Il giudicante infatti da atto della coincidenza delle versioni fornite dalla PO e dalla teste M.M., affermando tuttavia che esse sono contraddette da quelle provenienti da altri testi.

Quanto alla teste E.C., però, il GdP scrive che la stessa, presente nel momento del "contatto" iniziale tra latinucci e V., si ritirò subito dopo in altro locale a svolgere il suo lavoro.

La medesima posizione sembra che il GdP abbia attribuito al teste C.V., mentre il teste L.F. – per quel che è dato comprendere dalla lettura della sentenza- ha riferito circa l’intenzione, manifestata dalla PO il giorno prima dei fatti per i quali è processo, di assentarsi dal lavoro il (OMISSIS).

Egli dunque non fornisce alcun contributo diretto alla conoscenza del fatto, ma fornisce una spiegazione, per cd., della sua genesi.

Si fa anche parola delle testi D.V.M.P. e G. L., le quali ebbero a riferire che, in loro presenza, l’imputata non fece ricorso a frasi violente, volgari, minacciose o sconvenienti.

E’ lo stesso GdP, poi, che – riepilogando – scrive che allo scontro verbale tra l’imputata e lo I. assistettero certamente più impiegati, ma "in tempi diversi e non contestualmente".

Cosi stando le cose, il contrasto tra le dichiarazioni della M. e quelle degli altri testi trova spiegazione nelle stesse parole del giudicante; per meglio dire, si chiarisce come contrasto in realtà non vi fu, in quanto, come correttamente ha rilevato l’impugnante PM, le diverse versioni dell’accaduto non riguardano lo stesso momento.

D’altronde il GdP, nel tacciare (implicitamente) di mendacio, di imprecisione o di cattivo ricordo la M., non avanza, neanche in via ipotetica, alcuna spiegazione di tale condotta.
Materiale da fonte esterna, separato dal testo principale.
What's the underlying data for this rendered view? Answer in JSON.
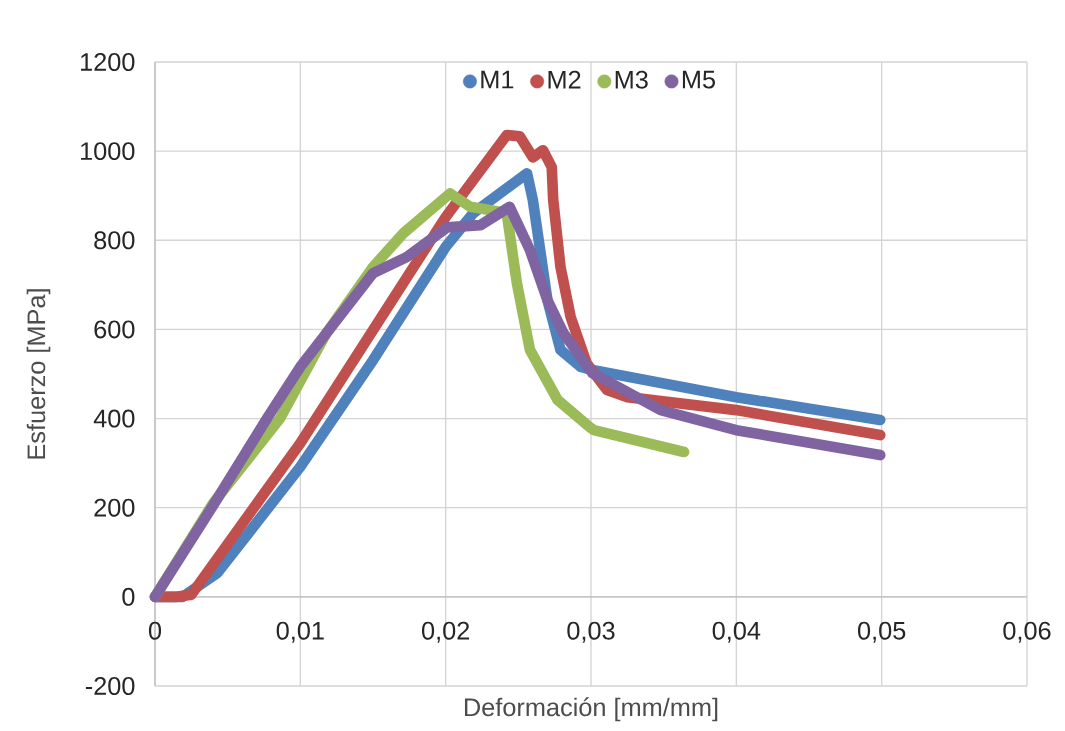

Nella parte finale della sentenza infine il giudicante finisce per affermare che la V. si lasciò andare a espressioni poco cortesi e dettate dall’ira, espressioni che tuttavia, a parere del GdP, non dimostrerebbero la volontà di ingiuriare e/o minacciare.

Vale a dire che, in tale passo della motivazione, il giudice del merito sembrerebbe ammettere la materialità della condotta della V., ritenendola tuttavia non penalmente rilevante perchè non sostenuta da animus iniuriandi o da una effettiva volontà di minacciare.

Ne consegue che, oltre alla evidente contraddizione, il GdP è anche incorso in un riconoscibile errore di diritto, in quanto per la sussistenza del delitto ex art. 594 c.p.; è sufficiente il dolo generico, che può anche assumere la forma del dolo eventuale, in quanto basta che l’agente, consapevolmente, faccia uso di parole ed espressioni socialmente interpretabili come offensive, cioè adoperate in base al significato che esse vengono oggettivamente ad assumere, senza un diretto riferimento alle intenzioni dell’agente (ASN 200202972 – RV 221018).

Tutto ciò premesso, deve tuttavia rilevarsi che il reato sub B) non può ritenersi sussistente, in quanto quello minacciato dalla imputata non fu un male ingiusto.

Nell’ambito dei suoi poteri di direzione dell’ufficio e di disciplina del personale da lei dipendente, la V. poteva certamente rendere edotti i suoi subalterni della sua intenzione di procedere a uno stretto controllo su tempi e modi di lavoro e sulla incidenza delle assenze per malattia sulla produttività della struttura, perchè ciò rientrava nel suo potere-dovere di dirigente.

L’aver utilizzato un frasario certamente poco urbano e signorile, anzi decisamente scurrile, non muta la natura della affermazione e anche la "promessa" che gli impiegati avrebbero ricordato il suo nome, non può che esser letta nel senso ella intendeva inaugurare una più seria e severa modalità di gestione del personale.

Per i motivi sopra esposti, il ricorso del PM va rigettato con riferimento alla imputazione sub B).

Valenza ingiuriosa viceversa deve essere riconosciuta alla frase di cui al capo A), relativa evidentemente a tutti i dipendenti della sede INPS di Cosenza, anche se, a quanto si apprende, il solo I. ha sporto querela.

Sul punto, pertanto, la sentenza impugnata va annullata con rinvio al medesimo ufficio del giudice di pace.

Il giudice di rinvio, sciolte le contraddizioni logiche sopra segnalate, assumerà, in merito, la conseguente decisione.

P.Q.M.

annulla la sentenza impugnata limitatamente al reato di ingiuria con rinvio al giudice di pace di Cosenza per nuovo esame; rigetta nel resto il ricorso.

Testo non ufficiale. La sola stampa del bollettino ufficiale ha carattere legale.